13. Limonaia II

Der zweite Besuch in der limonaia begann mit einem Albtraum.

Crestina hatte das Boot kaum verlassen und am Ufer vertäut, als ein ohrenbetäubender Lärm zu vernehmen war: Kinderschreie, Hundegebell, dazwischen aufgeregte Rufe von der Höhe der Villa, und über allem das wütende Gekreische eines Papageis.

Bevor sie noch ausmachen konnte, was die Ursache des Lärms war, kamen zwei riesige Hunde angerannt, die sie mit wütendem Bellen empfingen. Sie blieb stehen, sprach beruhigend auf die Hunde ein, dann folgte eine Schar von Kindern, eine Frau in dem Gewand einer Dienerin. Ein Mann, der Kleidung nach kein Venezianer, rannte auf die Hunde zu und bemächtigte sich der Halsbänder.

»Das hier ist Privatbesitz«, sagte er dann keuchend, halb entschuldigend, halb anklagend. »Die Tiere sind keine Fremden gewohnt.«

»Nun, mich werden sie wohl ertragen müssen«, sagte Crestina, wobei sie weiterhin mit leiser Stimme sprach, um die Hunde nicht erneut zu reizen. »Ich wohne hier.«

Der Mann sah sie verblüfft an, scheuchte die Hunde zur Seite, die sich bereits zum nächsten Angriff rüsteten.

»Und wo bitte?«, wollte er dann wissen und kniff die Augen zusammen.
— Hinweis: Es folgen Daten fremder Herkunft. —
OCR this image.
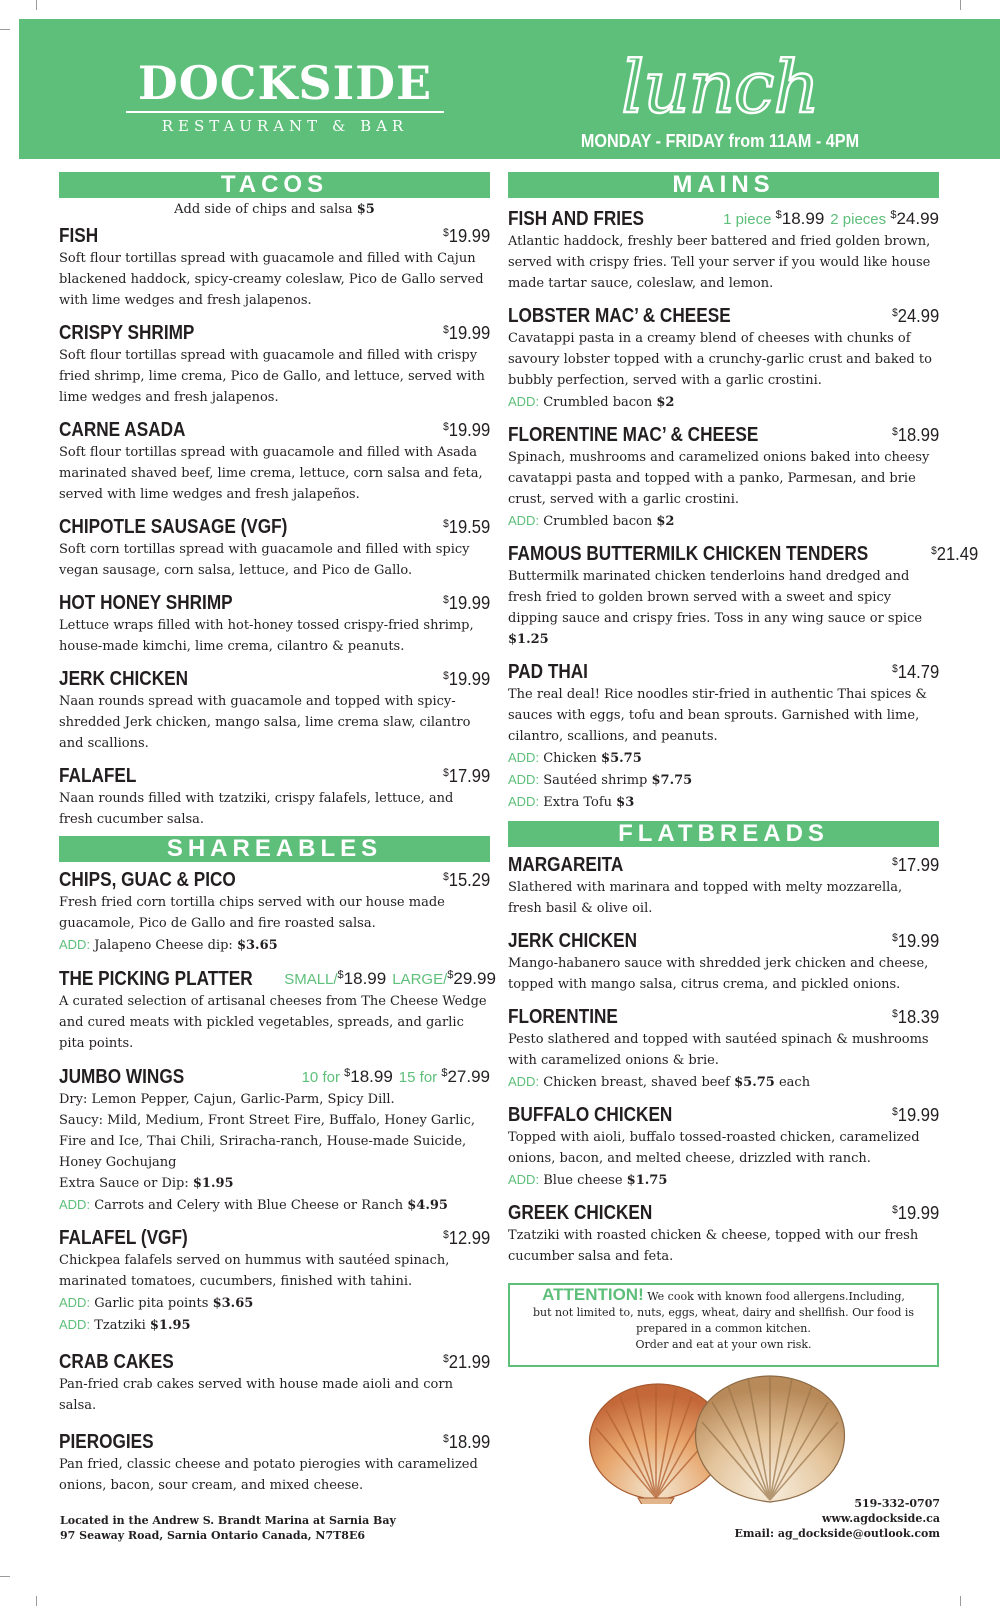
DOCKSIDE
RESTAURANT & BAR	lunch
MONDAY - FRIDAY from 11AM - 4PM
TACOS
Add side of chips and salsa $5
FISH	$19.99
Soft flour tortillas spread with guacamole and filled with Cajun blackened haddock, spicy-creamy coleslaw, Pico de Gallo served with lime wedges and fresh jalapenos.
CRISPY SHRIMP	$19.99
Soft flour tortillas spread with guacamole and filled with crispy fried shrimp, lime crema, Pico de Gallo, and lettuce, served with lime wedges and fresh jalapenos.
CARNE ASADA	$19.99
Soft flour tortillas spread with guacamole and filled with Asada marinated shaved beef, lime crema, lettuce, corn salsa and feta, served with lime wedges and fresh jalapeños.
CHIPOTLE SAUSAGE (VGF)	$19.59
Soft corn tortillas spread with guacamole and filled with spicy vegan sausage, corn salsa, lettuce, and Pico de Gallo.
HOT HONEY SHRIMP	$19.99
Lettuce wraps filled with hot-honey tossed crispy-fried shrimp, house-made kimchi, lime crema, cilantro & peanuts.
JERK CHICKEN	$19.99
Naan rounds spread with guacamole and topped with spicy-shredded Jerk chicken, mango salsa, lime crema slaw, cilantro and scallions.
FALAFEL	$17.99
Naan rounds filled with tzatziki, crispy falafels, lettuce, and fresh cucumber salsa.
SHAREABLES
CHIPS, GUAC & PICO	$15.29
Fresh fried corn tortilla chips served with our house made guacamole, Pico de Gallo and fire roasted salsa.
ADD: Jalapeno Cheese dip: $3.65
THE PICKING PLATTER SMALL/$18.99 LARGE/$29.99
A curated selection of artisanal cheeses from The Cheese Wedge and cured meats with pickled vegetables, spreads, and garlic pita points.
JUMBO WINGS	10 for $18.99 15 for $27.99
Dry: Lemon Pepper, Cajun, Garlic-Parm, Spicy Dill.
Saucy: Mild, Medium, Front Street Fire, Buffalo, Honey Garlic, Fire and Ice, Thai Chili, Sriracha-ranch, House-made Suicide, Honey Gochujang
Extra Sauce or Dip: $1.95
ADD: Carrots and Celery with Blue Cheese or Ranch $4.95
FALAFEL (VGF)	$12.99
Chickpea falafels served on hummus with sautéed spinach, marinated tomatoes, cucumbers, finished with tahini.
ADD: Garlic pita points $3.65
ADD: Tzatziki $1.95
CRAB CAKES	$21.99
Pan-fried crab cakes served with house made aioli and corn salsa.
PIEROGIES	$18.99
Pan fried, classic cheese and potato pierogies with caramelized onions, bacon, sour cream, and mixed cheese.
MAINS
FISH AND FRIES	1 piece $18.99 2 pieces $24.99
Atlantic haddock, freshly beer battered and fried golden brown, served with crispy fries. Tell your server if you would like house made tartar sauce, coleslaw, and lemon.
LOBSTER MAC’ & CHEESE	$24.99
Cavatappi pasta in a creamy blend of cheeses with chunks of savoury lobster topped with a crunchy-garlic crust and baked to bubbly perfection, served with a garlic crostini.
ADD: Crumbled bacon $2
FLORENTINE MAC’ & CHEESE	$18.99
Spinach, mushrooms and caramelized onions baked into cheesy cavatappi pasta and topped with a panko, Parmesan, and brie crust, served with a garlic crostini.
ADD: Crumbled bacon $2
FAMOUS BUTTERMILK CHICKEN TENDERS	$21.49
Buttermilk marinated chicken tenderloins hand dredged and fresh fried to golden brown served with a sweet and spicy dipping sauce and crispy fries. Toss in any wing sauce or spice $1.25
PAD THAI	$14.79
The real deal! Rice noodles stir-fried in authentic Thai spices & sauces with eggs, tofu and bean sprouts. Garnished with lime, cilantro, scallions, and peanuts.
ADD: Chicken $5.75
ADD: Sautéed shrimp $7.75
ADD: Extra Tofu $3
FLATBREADS
MARGAREITA	$17.99
Slathered with marinara and topped with melty mozzarella, fresh basil & olive oil.
JERK CHICKEN	$19.99
Mango-habanero sauce with shredded jerk chicken and cheese, topped with mango salsa, citrus crema, and pickled onions.
FLORENTINE	$18.39
Pesto slathered and topped with sautéed spinach & mushrooms with caramelized onions & brie.
ADD: Chicken breast, shaved beef $5.75 each
BUFFALO CHICKEN	$19.99
Topped with aioli, buffalo tossed-roasted chicken, caramelized onions, bacon, and melted cheese, drizzled with ranch.
ADD: Blue cheese $1.75
GREEK CHICKEN	$19.99
Tzatziki with roasted chicken & cheese, topped with our fresh cucumber salsa and feta.
ATTENTION! We cook with known food allergens.Including,
but not limited to, nuts, eggs, wheat, dairy and shellfish. Our food is
prepared in a common kitchen.
Order and eat at your own risk.
Located in the Andrew S. Brandt Marina at Sarnia Bay
97 Seaway Road, Sarnia Ontario Canada, N7T8E6
519-332-0707
www.agdockside.ca
Email: ag_dockside@outlook.com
»In der limonaia«, erklärte Crestina und deutete den Hang hinauf. »Dort oben.«

»Nun, die Kinder spielen dort oben im Baumhaus«, sagte der Mann zögernd, »gehört das etwa auch Euch?«

»Ja, das tut es«, sagte sie, amüsiert über das betroffene Gesicht des Mannes, »aber Kinder, die in einem Baumhaus spielen, bekommt Ihr nicht so leicht wieder herunter.«

»Ich werde fragen«, sagte der Mann misstrauisch, und Crestina war sicher, dass er ihr keinesfalls glaubte, dass sie hier irgendetwas zu sagen hatte.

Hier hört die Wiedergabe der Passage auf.